The choir segued to Ergen Deda, a fast-paced 14th century Bulgarian folk song about an old unmarried guy who chases village girls, and the one who doesn’t run. Gina Laurenzi began a sensuous solo and was soon respectfully partnered by Cuauhtli Ramirez Castro. Robertson and Katelyn Altmann formed a second tender partnership. These four heroic dancers brought us to the sacred realm of Ave donna santissima, a 14th century hymn to the Virgin Mary who, the lyrics say, received the fetal Jesus like glassware receives sunshine. The lighting darkened for the final song, Nunc Dimittus, a Biblical text set to stirring music by the contemporary American composer Paul Smith. It’s a prayer for a peaceful death and for the soul’s salvation. All distinction between sacred and secular dissolved in the singing and dancing. It was just, in a word, beautiful.

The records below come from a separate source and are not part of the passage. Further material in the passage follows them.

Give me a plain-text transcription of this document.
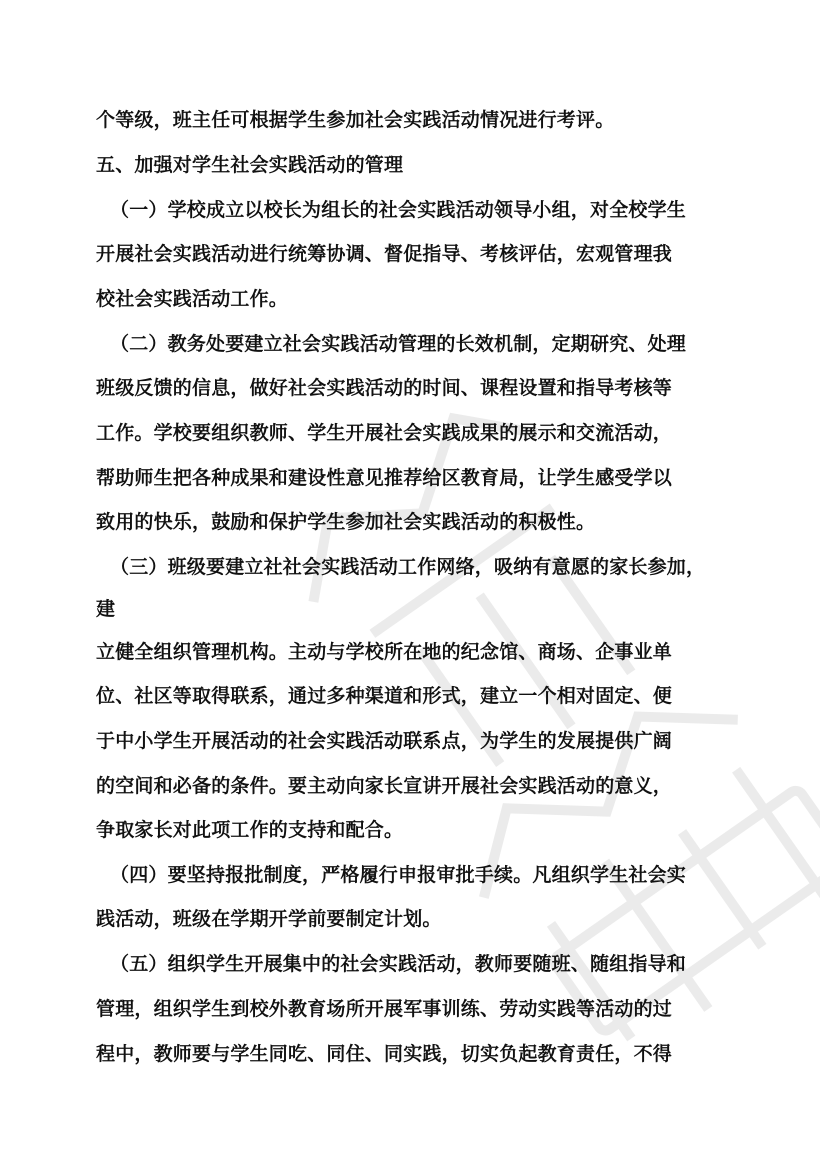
个等级，班主任可根据学生参加社会实践活动情况进行考评。
五、加强对学生社会实践活动的管理
（一）学校成立以校长为组长的社会实践活动领导小组，对全校学生
开展社会实践活动进行统筹协调、督促指导、考核评估，宏观管理我
校社会实践活动工作。
（二）教务处要建立社会实践活动管理的长效机制，定期研究、处理
班级反馈的信息，做好社会实践活动的时间、课程设置和指导考核等
工作。学校要组织教师、学生开展社会实践成果的展示和交流活动，
帮助师生把各种成果和建设性意见推荐给区教育局，让学生感受学以
致用的快乐，鼓励和保护学生参加社会实践活动的积极性。
（三）班级要建立社社会实践活动工作网络，吸纳有意愿的家长参加，
建
立健全组织管理机构。主动与学校所在地的纪念馆、商场、企事业单
位、社区等取得联系，通过多种渠道和形式，建立一个相对固定、便
于中小学生开展活动的社会实践活动联系点，为学生的发展提供广阔
的空间和必备的条件。要主动向家长宣讲开展社会实践活动的意义，
争取家长对此项工作的支持和配合。
（四）要坚持报批制度，严格履行申报审批手续。凡组织学生社会实
践活动，班级在学期开学前要制定计划。
（五）组织学生开展集中的社会实践活动，教师要随班、随组指导和
管理，组织学生到校外教育场所开展军事训练、劳动实践等活动的过
程中，教师要与学生同吃、同住、同实践，切实负起教育责任，不得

Dixit Dominus was the concert’s raison d’etre. Handel composed it 1707 at the age of 22. The music is vocally demanding, and performances are rare. Aperi Animam co-founder and production designer Jackie Willis invited Wagner to create dance for it because “it called for something more than just delivering music,” as she wrote in a program note, adding that it’s power “lends to out of the ordinary articulations of the complexities of human existence.”

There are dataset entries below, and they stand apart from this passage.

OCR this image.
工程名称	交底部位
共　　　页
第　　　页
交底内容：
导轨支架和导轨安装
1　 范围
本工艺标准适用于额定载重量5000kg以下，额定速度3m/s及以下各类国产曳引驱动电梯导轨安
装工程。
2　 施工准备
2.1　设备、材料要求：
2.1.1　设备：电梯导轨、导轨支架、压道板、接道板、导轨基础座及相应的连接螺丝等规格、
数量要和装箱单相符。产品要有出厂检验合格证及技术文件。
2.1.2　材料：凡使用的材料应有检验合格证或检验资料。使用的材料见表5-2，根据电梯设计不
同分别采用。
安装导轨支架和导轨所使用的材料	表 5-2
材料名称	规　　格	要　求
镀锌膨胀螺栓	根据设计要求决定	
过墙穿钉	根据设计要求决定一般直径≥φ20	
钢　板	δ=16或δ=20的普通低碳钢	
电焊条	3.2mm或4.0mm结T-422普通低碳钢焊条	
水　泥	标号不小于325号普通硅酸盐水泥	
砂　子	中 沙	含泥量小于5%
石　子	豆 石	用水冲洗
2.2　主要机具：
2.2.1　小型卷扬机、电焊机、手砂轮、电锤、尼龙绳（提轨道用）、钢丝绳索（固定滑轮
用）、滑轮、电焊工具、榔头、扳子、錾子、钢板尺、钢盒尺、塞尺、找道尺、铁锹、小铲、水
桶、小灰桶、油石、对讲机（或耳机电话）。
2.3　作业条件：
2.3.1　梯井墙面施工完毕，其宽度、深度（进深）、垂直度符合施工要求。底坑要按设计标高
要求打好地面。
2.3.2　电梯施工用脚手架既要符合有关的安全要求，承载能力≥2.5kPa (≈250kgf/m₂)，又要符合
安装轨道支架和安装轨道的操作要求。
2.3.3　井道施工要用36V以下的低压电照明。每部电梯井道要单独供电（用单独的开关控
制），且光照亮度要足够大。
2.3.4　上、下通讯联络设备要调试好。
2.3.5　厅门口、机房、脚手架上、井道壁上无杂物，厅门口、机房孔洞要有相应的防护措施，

Wagner’s choreography was driven by the Baroque era music, but the consciousness was very 2024. Although largely abstract in style, it leaned toward theatre dancing. There was a story in it. Ramirez Castro gave a fine performance as an introspective fellow who is somehow led (by three “Muses of Discipline”) to think beyond his insecurities, but to a military vision. He becomes a drill sergeant in a war that only he, of all his company, survives. The carnage crushes him. In sorrow then, he’s drawn (by “Fate”) toward what might be a quiet end.
Handel’s finale is too grand for that. Everyone is somehow back alive and in a hugely energetic celebration. Ramirez Castro’s dancing grew more acrobatic and balletic. The story closes with our central figure humbled in the face of so much more than he can understand.
Dixit Dominus translates as “the Lord said.” The closing text is “Glory be to the Father, and to the Son, and to the Holy Ghost, as it was in the beginning, is now, and ever shall be, world without end. Amen.” Make of it what you will. I remember the footstools.